Pashinyan Is Preparing for New Elections and Constitutional Crisis
He's trying to prepare the political system and environment for the looming crises which are going to come unavoidably and inevitably.
Dr. Grigoryan analyzes a pattern in Pashinyan’s post-election moves that suggests preparation for renewed confrontation. The cancellation of results in three precincts-specifically designed to exclude Prosperous Armenia while securing a three-fifths majority-revealed a strategic calculation. But the deeper preparation is underway through proposed legislation to ban political parties found guilty of bribery and to disenfranchise Armenians who spend more than six months abroad.
These moves appear contradictory on their surface. Pashinyan claims 65 percent of diaspora Armenians support him, yet proposes restricting their voting rights. Grigoryan argues this inconsistency reveals Pashinyan’s own assessment: he does not believe his stated numbers and is preparing for scenarios where he cannot rely on diaspora support. The bribery legislation-despite his accusation that 70 percent of opposition voters received bribes-lacks any actual prosecutions or court judgments. The law appears designed as a preventive tool for potential future elections.

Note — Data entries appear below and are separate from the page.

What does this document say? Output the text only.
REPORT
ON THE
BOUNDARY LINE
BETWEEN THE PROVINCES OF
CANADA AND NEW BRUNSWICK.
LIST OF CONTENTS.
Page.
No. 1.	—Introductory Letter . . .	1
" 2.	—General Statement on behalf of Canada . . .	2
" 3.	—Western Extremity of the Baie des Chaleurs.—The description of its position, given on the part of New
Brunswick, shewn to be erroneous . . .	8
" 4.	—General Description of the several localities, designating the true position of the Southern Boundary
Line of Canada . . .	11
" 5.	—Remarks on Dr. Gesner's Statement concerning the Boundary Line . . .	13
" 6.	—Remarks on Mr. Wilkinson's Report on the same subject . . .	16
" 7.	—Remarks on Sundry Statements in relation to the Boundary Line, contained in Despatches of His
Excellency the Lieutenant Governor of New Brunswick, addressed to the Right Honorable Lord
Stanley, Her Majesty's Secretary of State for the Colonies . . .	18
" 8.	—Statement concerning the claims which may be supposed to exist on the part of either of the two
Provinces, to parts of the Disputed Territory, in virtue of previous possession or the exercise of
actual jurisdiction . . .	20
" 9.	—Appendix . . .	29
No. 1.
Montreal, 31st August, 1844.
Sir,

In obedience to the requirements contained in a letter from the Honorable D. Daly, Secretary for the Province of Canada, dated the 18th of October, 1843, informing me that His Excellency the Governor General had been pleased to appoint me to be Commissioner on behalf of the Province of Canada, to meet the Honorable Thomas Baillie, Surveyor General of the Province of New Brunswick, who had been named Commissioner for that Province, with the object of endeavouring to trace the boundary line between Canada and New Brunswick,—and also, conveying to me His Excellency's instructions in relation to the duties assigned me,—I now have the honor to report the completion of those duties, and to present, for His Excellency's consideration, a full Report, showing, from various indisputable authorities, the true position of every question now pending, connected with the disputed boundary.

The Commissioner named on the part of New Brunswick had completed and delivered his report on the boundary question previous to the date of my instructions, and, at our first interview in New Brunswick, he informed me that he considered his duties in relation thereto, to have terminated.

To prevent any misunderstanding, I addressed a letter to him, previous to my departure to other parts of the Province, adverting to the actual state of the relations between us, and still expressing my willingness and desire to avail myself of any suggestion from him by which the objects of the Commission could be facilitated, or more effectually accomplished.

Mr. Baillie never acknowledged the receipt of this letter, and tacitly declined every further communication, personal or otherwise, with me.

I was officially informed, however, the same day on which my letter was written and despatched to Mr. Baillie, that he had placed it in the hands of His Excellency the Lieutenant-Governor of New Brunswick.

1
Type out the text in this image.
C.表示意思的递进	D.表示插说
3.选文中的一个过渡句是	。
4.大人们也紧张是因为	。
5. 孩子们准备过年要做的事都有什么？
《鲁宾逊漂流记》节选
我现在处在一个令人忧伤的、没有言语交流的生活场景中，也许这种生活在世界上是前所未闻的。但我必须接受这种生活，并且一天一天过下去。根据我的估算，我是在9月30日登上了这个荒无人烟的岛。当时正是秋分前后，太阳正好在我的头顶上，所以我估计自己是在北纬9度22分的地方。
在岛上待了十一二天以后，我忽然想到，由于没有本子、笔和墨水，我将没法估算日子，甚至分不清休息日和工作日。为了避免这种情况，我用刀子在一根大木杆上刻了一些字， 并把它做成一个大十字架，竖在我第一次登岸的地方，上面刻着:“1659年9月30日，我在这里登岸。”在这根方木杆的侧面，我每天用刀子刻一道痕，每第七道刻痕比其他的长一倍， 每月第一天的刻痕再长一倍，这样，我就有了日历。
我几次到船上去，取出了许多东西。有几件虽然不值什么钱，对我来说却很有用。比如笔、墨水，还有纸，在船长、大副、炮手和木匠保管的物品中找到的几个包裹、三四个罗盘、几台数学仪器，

What is Pashinyan preparing for? Grigoryan identifies inevitable crises stemming from contradictions in his strategic position. Russia has explicitly stated Armenia cannot sit on two chairs indefinitely and must choose strategic orientation. Pashinyan cannot simultaneously pursue TRIPP, integrate with Europe, and maintain CSTO membership. Constitutional changes-promised to Azerbaijan-may trigger another domestic crisis. The opposition, if it learns from mistakes, could mount a stronger challenge in subsequent elections.
By pre-positioning legislative tools to ban opposition parties and restrict diaspora voting, Pashinyan is building an institutional foundation for managing these crises without risking genuine electoral competition. Grigoryan notes this reflects the typical trajectory of revolutionary regimes: initial democratic legitimacy gives way to institutional consolidation of power as messianically-minded leaders prioritize their “salvation project” over democratic norms. Pashinyan, like revolutionary leaders before him, may believe no cost is too high for implementing his strategic vision.
The opposition’s path forward depends on whether new election would favor them or the ruling party. Without clear answers-and without fundamental opposition reform-even changed circumstances may not dislodge an entrenched incumbent using institutional tools to short-circuit democratic competition.